Tuesday 11 March 2014

Parachute Silk

Last September I posted a picture of a 1940s lingerie pattern which included instructions for laying the pattern pieces on panels of parachute silk.  Since then I have come across a gem of a second hand book - all the 1960 editions of the company magazine of British Nylon Spinners. There is a fascinating article about parachutes, which includes the wartime reminiscences of six BNS men who had been paratroopers.

These photographs were taken during a visit by members of BNS to GQ Parachute Company at Woking.

I'm not taken in by the coy nudge nudge caption (oh how very 1960).  Tom Squire only has eyes for the sewing machine.

It was interesting finding out that from some time in 1941 parachutes were no longer made from silk but from nylon.  Perhaps from now on I should refer to nylon as parachute silk.  It sounds far more exotic.

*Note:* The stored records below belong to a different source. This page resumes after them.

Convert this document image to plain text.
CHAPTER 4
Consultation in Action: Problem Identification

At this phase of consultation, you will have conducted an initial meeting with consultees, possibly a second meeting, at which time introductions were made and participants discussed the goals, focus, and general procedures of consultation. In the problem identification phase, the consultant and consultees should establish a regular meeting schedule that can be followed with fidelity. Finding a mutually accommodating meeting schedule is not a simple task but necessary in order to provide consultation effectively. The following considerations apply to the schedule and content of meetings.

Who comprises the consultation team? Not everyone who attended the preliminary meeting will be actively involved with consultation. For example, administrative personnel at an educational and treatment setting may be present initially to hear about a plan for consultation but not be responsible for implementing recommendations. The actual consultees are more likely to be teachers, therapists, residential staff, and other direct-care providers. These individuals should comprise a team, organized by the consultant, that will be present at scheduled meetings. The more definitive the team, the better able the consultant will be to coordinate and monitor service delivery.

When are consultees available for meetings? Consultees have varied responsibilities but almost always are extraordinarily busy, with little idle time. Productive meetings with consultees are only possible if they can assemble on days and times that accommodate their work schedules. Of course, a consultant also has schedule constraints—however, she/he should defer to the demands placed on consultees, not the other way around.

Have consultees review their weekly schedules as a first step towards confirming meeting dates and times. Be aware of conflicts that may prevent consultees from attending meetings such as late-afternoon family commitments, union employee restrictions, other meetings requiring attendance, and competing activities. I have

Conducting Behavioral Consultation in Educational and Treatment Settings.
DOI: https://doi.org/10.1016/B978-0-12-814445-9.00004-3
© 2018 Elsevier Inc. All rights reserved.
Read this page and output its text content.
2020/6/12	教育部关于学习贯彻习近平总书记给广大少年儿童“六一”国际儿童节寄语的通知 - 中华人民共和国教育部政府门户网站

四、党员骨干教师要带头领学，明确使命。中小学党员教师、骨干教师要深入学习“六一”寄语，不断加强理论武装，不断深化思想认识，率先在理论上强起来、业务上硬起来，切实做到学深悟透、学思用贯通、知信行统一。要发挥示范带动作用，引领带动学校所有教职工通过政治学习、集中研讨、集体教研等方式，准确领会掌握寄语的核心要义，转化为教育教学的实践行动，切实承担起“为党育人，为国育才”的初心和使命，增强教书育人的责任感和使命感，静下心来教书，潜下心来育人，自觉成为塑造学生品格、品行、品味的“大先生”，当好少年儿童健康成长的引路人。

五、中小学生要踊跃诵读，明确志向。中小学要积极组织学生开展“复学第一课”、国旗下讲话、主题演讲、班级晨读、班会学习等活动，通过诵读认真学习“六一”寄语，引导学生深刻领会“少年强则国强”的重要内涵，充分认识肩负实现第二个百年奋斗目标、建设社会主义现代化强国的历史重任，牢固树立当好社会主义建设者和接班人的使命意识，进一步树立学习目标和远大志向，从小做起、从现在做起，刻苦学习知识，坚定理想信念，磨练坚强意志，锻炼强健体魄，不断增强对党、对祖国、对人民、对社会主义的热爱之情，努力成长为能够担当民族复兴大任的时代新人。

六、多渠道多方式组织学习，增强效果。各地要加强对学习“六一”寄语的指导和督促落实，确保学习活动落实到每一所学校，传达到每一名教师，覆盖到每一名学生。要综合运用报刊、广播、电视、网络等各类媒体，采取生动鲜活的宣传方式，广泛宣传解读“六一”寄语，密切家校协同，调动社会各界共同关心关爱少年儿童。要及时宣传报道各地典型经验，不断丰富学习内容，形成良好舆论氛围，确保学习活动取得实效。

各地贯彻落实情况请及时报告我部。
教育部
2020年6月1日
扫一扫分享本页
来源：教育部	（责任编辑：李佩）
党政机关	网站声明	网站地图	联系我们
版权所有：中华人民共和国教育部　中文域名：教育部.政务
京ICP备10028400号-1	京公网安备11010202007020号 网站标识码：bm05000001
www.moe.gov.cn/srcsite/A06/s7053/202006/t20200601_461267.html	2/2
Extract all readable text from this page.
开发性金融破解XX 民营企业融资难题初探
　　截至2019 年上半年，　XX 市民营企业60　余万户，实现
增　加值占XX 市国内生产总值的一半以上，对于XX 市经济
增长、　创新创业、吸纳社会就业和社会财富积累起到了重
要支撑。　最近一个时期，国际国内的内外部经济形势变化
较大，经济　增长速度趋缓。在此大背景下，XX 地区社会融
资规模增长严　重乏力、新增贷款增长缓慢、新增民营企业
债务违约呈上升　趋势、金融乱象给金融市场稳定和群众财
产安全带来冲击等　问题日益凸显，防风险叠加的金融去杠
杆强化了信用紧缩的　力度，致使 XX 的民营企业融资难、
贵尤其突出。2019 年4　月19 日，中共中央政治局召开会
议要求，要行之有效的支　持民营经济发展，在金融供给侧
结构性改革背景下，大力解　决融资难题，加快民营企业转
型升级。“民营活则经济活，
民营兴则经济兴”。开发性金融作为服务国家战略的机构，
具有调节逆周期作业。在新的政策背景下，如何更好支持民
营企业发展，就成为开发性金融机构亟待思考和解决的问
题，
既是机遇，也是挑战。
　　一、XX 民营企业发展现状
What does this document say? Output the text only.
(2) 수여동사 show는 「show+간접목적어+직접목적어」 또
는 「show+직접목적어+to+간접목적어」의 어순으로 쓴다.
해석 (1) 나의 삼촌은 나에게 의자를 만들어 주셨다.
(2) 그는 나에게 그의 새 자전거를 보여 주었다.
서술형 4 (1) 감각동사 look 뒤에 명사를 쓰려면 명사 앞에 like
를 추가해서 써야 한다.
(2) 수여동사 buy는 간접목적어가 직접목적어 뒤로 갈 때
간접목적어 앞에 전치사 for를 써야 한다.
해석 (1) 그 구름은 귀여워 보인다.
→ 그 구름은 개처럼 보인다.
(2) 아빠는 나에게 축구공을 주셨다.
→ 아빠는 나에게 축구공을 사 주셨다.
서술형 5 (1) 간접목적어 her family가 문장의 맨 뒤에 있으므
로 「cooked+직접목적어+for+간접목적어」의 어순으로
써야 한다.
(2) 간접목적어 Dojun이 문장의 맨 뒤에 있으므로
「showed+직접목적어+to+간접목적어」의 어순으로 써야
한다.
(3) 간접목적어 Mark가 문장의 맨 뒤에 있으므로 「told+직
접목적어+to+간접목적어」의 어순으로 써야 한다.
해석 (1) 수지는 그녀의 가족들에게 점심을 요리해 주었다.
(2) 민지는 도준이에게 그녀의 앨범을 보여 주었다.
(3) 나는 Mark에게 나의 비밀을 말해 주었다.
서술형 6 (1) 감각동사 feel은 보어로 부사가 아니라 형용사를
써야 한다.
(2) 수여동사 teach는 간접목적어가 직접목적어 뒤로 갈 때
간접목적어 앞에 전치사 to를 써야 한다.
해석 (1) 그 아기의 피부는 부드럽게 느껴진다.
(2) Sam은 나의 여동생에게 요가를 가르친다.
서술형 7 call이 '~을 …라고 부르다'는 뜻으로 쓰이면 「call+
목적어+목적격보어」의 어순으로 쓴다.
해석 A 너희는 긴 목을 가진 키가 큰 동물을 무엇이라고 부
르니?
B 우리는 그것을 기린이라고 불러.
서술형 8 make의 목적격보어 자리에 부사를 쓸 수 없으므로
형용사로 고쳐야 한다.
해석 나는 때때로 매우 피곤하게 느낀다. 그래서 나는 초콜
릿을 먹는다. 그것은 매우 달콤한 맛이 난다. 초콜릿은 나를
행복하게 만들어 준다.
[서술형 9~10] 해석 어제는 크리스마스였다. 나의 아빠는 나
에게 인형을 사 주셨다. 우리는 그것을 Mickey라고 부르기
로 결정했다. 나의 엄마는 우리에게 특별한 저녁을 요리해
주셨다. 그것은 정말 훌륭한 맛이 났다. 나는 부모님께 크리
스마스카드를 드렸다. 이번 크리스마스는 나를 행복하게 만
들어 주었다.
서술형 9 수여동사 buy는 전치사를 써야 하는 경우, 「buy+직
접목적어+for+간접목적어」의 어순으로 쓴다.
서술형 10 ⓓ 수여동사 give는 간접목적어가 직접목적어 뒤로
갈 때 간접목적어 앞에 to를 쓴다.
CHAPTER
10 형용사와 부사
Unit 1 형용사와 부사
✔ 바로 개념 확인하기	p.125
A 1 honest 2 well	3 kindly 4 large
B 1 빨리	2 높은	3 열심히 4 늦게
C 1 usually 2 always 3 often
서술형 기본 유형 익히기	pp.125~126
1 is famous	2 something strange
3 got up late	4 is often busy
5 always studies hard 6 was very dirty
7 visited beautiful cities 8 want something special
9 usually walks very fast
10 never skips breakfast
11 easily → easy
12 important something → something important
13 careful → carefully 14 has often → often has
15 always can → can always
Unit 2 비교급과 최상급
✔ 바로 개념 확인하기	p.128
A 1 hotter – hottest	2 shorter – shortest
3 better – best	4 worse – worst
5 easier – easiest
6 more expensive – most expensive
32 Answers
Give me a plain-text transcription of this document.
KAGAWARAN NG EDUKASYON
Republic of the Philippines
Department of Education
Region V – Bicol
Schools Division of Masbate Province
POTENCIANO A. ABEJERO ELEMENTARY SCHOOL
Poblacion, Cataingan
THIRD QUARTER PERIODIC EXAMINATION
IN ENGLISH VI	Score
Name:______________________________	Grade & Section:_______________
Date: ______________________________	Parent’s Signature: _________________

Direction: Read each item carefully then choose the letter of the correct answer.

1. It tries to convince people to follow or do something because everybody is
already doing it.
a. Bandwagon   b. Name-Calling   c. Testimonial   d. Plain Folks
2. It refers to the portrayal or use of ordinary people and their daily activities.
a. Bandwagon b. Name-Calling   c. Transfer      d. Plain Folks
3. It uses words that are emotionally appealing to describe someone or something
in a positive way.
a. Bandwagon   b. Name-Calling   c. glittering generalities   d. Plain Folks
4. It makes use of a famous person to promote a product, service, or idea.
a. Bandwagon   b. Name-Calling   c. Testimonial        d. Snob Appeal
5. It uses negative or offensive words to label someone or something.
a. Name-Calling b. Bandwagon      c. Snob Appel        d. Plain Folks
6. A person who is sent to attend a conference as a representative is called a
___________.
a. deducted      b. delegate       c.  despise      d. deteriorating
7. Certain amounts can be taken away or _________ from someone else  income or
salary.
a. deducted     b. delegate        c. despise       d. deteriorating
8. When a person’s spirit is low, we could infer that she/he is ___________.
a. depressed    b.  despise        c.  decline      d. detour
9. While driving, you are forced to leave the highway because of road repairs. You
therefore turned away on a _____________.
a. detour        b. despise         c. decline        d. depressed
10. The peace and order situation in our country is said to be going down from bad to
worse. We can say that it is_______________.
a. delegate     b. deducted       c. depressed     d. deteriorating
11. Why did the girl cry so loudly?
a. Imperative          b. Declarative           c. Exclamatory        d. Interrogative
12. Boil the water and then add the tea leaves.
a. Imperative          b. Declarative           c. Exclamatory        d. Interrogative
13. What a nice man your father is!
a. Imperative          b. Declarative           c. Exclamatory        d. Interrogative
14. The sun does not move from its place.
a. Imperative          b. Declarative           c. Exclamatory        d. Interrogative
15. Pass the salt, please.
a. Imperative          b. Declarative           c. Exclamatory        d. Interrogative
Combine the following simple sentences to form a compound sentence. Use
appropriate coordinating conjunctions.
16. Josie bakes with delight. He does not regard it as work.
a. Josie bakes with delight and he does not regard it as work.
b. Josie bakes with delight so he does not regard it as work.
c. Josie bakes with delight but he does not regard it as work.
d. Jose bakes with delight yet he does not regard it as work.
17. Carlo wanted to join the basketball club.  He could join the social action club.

  1. Loved your vintage photos of the parachute factory. It must have been something, cranking out parachutes for the war effort. FYI, my mom remembered when silk stockings became rare during the war, and ladies painted a stripe down the back of their legs for a look-alike! Then "nylons" became available, and women thought they were the cat's meow. Must have been the same time frame as these parachutes.

    1. Hello KQ,
      Yes, my mum told me about the line painting, too. She also told me girls would buy potassium permanganate crystals from the chemist to make a brown wash on the skin for fake stockings.